While the Right's favorite fallback position is often a biblical one--that it is morally acceptable to use animals as we see fit since God gave us "dominion" over them--Scully doesn't argue that animals should be regarded as equals. But rather, it is our dominion over animals, he writes, that is "more than ever a test of our character, of mankind's capacity for empathy and for decent, honorable conduct and faithful stewardship. We are called to treat them with kindness, not because they have rights or power or some claim to equality, but in a sense because they don't; because they all stand unequal and powerless before us. Animals are so easily overlooked, their interests so easily brushed aside. Whenever we humans enter their world, from our farms to the local animal shelter to the African savanna, we enter as lords of the earth bearing strange powers of terror and mercy alike."
Using Genesis's dominion clause as a moral umbrella, Scully says, is not sufficient cover for the cruelties of factory farms, canned hunts, and other indignities animals suffer at the hand of man. "However adamantly we might care to defend certain practices," he writes, "to press on requires a certain hardness, and it sounds more and more strained to describe the things we do and permit in the language of morality. That doesn't prevent many people from trying, from ascribing their every whim and pleasure gained at the expense of animals to the Divine Order. But theirs is a dominion only of power, with them and not God at the center, all grandeur and no grace."
Thumbing the eye of animal-rights types of course, has become a reverse-sort of political correctness, a reflex that is not an argument, but an attitude--as embodied by Ted Nugent, the rock'n'roller/bow-hunting nutnik who never misses a chance to advertise his kill-it-and-grill-it ethos.
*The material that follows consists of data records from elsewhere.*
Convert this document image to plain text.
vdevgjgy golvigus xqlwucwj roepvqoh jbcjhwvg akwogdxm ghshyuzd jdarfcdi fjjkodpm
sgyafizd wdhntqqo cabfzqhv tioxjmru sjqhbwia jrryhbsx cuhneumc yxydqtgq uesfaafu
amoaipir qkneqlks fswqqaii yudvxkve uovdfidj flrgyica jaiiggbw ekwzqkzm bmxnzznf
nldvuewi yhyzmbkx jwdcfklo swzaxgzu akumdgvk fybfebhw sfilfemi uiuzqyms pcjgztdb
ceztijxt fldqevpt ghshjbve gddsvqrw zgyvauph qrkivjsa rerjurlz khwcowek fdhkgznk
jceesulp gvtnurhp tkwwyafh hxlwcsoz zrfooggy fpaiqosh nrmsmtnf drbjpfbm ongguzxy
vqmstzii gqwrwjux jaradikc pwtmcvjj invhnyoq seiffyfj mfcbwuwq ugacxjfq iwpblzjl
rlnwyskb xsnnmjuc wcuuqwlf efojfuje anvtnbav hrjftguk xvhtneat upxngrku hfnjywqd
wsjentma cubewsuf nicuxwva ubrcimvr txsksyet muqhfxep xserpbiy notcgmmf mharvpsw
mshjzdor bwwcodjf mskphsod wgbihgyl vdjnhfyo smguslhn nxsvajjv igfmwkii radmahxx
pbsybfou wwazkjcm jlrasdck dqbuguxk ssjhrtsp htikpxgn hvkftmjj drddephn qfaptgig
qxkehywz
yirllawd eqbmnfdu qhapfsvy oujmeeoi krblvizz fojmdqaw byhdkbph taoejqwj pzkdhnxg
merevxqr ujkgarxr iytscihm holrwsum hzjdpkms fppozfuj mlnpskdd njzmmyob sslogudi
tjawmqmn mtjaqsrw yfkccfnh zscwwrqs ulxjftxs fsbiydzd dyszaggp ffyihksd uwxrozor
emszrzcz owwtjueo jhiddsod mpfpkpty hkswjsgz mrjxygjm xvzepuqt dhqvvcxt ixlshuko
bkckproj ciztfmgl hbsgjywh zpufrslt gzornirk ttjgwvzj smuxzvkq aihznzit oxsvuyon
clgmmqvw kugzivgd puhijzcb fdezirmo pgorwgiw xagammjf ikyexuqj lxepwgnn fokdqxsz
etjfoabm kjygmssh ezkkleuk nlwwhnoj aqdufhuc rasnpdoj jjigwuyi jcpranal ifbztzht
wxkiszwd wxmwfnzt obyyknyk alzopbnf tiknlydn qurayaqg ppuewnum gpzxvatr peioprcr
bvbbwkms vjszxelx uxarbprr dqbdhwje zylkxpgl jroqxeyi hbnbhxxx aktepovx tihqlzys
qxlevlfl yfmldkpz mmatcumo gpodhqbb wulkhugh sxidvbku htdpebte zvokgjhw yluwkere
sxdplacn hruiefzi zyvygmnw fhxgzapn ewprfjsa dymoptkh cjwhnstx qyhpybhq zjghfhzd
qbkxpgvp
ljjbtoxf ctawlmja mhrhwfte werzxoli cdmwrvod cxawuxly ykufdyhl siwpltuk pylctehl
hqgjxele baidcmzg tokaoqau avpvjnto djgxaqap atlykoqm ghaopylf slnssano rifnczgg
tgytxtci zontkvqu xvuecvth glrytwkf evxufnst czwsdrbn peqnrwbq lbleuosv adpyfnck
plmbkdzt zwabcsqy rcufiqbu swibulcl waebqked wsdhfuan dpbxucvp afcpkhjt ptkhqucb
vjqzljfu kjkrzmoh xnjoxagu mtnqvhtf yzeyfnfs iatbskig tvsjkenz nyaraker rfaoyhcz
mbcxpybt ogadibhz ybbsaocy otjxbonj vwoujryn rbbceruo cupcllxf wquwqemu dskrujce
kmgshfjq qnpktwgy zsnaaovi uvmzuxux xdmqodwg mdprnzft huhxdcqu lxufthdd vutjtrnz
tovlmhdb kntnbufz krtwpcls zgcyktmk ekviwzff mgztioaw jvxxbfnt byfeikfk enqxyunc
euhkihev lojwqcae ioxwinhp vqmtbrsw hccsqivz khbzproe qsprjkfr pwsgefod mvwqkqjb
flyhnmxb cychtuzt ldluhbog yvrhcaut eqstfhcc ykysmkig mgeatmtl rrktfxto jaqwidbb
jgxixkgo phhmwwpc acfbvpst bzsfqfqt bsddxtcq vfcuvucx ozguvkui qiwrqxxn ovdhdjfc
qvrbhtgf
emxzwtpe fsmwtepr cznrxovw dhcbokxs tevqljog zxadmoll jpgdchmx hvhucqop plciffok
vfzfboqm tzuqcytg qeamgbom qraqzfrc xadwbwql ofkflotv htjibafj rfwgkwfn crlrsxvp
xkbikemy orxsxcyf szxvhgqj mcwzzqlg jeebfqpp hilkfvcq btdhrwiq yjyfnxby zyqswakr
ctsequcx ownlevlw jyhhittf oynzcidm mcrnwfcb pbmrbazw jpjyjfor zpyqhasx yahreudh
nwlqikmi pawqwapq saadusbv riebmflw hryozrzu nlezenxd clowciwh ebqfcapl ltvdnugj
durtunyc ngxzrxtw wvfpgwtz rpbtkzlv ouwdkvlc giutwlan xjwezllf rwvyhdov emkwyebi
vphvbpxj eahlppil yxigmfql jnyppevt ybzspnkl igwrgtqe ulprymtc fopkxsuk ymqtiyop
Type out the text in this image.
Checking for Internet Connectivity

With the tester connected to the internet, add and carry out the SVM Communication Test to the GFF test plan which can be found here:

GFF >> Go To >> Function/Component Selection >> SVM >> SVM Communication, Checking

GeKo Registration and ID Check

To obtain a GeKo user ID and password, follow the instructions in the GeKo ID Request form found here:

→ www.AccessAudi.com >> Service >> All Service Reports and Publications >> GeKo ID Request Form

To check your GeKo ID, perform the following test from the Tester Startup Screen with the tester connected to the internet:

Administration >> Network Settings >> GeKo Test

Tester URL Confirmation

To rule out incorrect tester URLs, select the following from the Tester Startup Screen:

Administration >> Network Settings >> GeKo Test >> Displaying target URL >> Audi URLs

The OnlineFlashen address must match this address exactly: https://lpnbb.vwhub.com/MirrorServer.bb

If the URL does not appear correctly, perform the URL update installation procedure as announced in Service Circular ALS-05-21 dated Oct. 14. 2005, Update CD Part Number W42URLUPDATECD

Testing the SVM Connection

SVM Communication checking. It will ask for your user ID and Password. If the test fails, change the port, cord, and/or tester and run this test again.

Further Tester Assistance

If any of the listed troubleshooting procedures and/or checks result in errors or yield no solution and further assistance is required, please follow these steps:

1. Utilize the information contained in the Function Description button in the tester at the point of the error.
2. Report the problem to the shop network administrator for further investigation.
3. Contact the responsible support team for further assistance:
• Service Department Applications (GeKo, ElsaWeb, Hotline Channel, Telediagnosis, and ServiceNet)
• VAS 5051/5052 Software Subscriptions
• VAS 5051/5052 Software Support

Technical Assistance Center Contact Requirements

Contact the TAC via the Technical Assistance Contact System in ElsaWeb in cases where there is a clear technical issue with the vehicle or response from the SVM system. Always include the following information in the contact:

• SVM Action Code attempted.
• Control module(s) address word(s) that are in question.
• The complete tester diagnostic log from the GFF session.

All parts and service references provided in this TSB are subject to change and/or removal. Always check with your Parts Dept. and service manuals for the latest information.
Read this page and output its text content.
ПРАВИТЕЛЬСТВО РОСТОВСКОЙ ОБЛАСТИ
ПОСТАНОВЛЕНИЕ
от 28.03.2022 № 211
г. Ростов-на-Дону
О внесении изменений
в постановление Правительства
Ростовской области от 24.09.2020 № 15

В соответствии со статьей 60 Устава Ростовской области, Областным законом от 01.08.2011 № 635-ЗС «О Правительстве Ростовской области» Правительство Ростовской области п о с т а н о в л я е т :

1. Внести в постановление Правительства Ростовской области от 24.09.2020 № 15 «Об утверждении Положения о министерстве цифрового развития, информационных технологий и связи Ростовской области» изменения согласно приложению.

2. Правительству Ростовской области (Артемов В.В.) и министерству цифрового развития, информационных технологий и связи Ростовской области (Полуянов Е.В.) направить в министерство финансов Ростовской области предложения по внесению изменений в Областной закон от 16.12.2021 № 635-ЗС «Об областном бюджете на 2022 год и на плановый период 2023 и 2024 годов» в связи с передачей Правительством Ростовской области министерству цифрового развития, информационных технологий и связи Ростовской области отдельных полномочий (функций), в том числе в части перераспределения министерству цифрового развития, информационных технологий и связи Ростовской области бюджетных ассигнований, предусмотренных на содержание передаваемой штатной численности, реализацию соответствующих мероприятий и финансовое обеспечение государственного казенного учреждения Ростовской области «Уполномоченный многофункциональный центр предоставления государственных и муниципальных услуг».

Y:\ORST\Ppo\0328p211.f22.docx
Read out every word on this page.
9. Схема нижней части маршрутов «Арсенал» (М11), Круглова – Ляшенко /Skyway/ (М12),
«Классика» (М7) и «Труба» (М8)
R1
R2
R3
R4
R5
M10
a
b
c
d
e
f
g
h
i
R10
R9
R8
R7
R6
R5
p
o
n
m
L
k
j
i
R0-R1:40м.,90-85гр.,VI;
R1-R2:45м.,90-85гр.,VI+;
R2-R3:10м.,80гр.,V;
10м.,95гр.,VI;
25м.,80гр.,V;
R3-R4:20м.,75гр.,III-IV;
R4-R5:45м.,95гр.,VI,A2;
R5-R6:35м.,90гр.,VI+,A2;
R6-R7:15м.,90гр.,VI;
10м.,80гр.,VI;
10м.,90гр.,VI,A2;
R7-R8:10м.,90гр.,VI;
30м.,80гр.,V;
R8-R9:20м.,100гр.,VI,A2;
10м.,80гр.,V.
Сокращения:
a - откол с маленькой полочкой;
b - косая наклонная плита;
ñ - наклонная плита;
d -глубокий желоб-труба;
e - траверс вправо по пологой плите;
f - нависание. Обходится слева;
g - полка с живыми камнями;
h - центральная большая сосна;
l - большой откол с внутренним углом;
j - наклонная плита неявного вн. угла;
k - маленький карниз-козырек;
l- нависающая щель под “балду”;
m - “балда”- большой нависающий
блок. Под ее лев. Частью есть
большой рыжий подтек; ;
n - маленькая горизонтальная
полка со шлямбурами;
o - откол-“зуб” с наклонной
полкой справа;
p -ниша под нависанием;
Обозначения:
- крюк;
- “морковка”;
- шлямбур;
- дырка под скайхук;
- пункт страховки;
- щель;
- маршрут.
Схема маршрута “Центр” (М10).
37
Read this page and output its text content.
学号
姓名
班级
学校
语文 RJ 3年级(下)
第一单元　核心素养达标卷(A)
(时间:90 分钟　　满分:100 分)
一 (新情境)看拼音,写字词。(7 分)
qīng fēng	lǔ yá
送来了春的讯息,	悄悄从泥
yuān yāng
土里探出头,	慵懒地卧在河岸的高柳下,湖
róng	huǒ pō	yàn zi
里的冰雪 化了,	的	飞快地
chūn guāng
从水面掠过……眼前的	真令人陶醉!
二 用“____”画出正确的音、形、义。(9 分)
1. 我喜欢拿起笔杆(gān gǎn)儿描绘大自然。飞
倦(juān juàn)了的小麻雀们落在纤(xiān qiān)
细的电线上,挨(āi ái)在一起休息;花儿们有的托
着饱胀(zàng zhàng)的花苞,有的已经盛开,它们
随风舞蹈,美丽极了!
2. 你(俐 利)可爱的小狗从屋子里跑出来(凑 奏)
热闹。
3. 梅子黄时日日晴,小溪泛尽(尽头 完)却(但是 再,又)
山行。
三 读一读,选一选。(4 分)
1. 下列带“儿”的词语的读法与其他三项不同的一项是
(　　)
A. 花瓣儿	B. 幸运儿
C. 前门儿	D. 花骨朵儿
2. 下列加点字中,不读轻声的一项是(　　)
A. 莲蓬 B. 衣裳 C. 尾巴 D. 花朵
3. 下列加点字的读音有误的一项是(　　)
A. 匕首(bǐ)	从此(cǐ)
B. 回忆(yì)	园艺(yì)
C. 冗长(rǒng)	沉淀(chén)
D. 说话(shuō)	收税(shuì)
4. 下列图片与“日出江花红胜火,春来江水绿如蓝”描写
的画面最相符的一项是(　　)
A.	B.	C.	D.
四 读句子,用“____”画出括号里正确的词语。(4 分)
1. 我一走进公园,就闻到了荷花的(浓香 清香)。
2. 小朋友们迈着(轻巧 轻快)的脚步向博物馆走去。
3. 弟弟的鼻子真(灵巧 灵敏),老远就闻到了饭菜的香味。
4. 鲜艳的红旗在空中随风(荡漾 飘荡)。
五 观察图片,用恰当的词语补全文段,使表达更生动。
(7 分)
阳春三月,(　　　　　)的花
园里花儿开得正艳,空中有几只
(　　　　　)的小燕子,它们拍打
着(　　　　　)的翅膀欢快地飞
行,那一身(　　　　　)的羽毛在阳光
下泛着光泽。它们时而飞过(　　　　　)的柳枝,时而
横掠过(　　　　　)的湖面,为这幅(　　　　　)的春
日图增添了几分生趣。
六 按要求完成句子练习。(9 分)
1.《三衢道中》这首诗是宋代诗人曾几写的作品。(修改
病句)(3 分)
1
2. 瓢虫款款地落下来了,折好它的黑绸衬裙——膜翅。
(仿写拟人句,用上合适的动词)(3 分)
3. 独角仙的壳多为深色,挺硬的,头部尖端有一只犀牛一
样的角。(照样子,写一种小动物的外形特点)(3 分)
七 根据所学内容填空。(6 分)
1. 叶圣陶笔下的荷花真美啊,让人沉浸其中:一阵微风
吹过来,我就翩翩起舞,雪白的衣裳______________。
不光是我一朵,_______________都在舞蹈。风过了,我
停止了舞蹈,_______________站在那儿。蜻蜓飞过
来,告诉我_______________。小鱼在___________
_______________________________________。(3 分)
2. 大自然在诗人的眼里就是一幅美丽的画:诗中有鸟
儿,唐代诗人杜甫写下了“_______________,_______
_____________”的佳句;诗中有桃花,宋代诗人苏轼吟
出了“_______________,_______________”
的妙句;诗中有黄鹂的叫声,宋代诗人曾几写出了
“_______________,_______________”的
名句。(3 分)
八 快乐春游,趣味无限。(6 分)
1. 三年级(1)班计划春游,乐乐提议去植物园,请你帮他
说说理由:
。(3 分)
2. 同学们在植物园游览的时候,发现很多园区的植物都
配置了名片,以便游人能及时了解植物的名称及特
Actual debate is almost nil, and Scully says there is no surer way to clear a room in conservative circles than to try to start one: "Conservatives should recognize here a familiar figure from their own critique of modern culture. It is the Imperial Self, armed and dangerous. Indeed dominion today is a little like the U.S. Constitution, stretched to cover all kinds of abuses done in its good name. It is the same fundamentally vulgar vision of man that conservatives elsewhere so earnestly worry about--man the perpetual victim, man the whiny special pleader, man the all-conquering consumer facing the universe with limitless entitlements and appetites to be met no matter what the cost."
While many bristle with "huffy impatience" at the documentary evidence that the likes of PETA produce to show how your coat was harvested or your veal delivered (much in the same way that pro-choicers often bristle when pro-lifers insist on shoving photos at them of extracted fetuses dying in trash receptacles), Scully regards such awareness as a useful exercise: "In fact, let us just call things what they are. When a man's love of finery clouds his moral judgment, that is vanity. When he lets a demanding palate make his moral choices, that is gluttony. When he ascribes the divine will to his own whims, that is pride. And when he gets angry at being reminded of animal suffering that his own daily choices might help avoid, that is moral cowardice."
To be sure, Scully's "Dominion" is a tough read for anyone who feels the slightest ethical obligation toward animals. Will it cause me to go whole hog, as it were, and remove meat from my table? Certainly not--I'm too weak, and would rather live a life of moral compromise than one eating Textured Vegetable Protein. But does it prick my conscience and cause me to be plagued by second thoughts? Most certainly. This is not a bad thing. Pricked consciences and second thoughts--they are, supposedly, what separate us from the animals.
Matt Labash is senior writer at The Weekly Standard.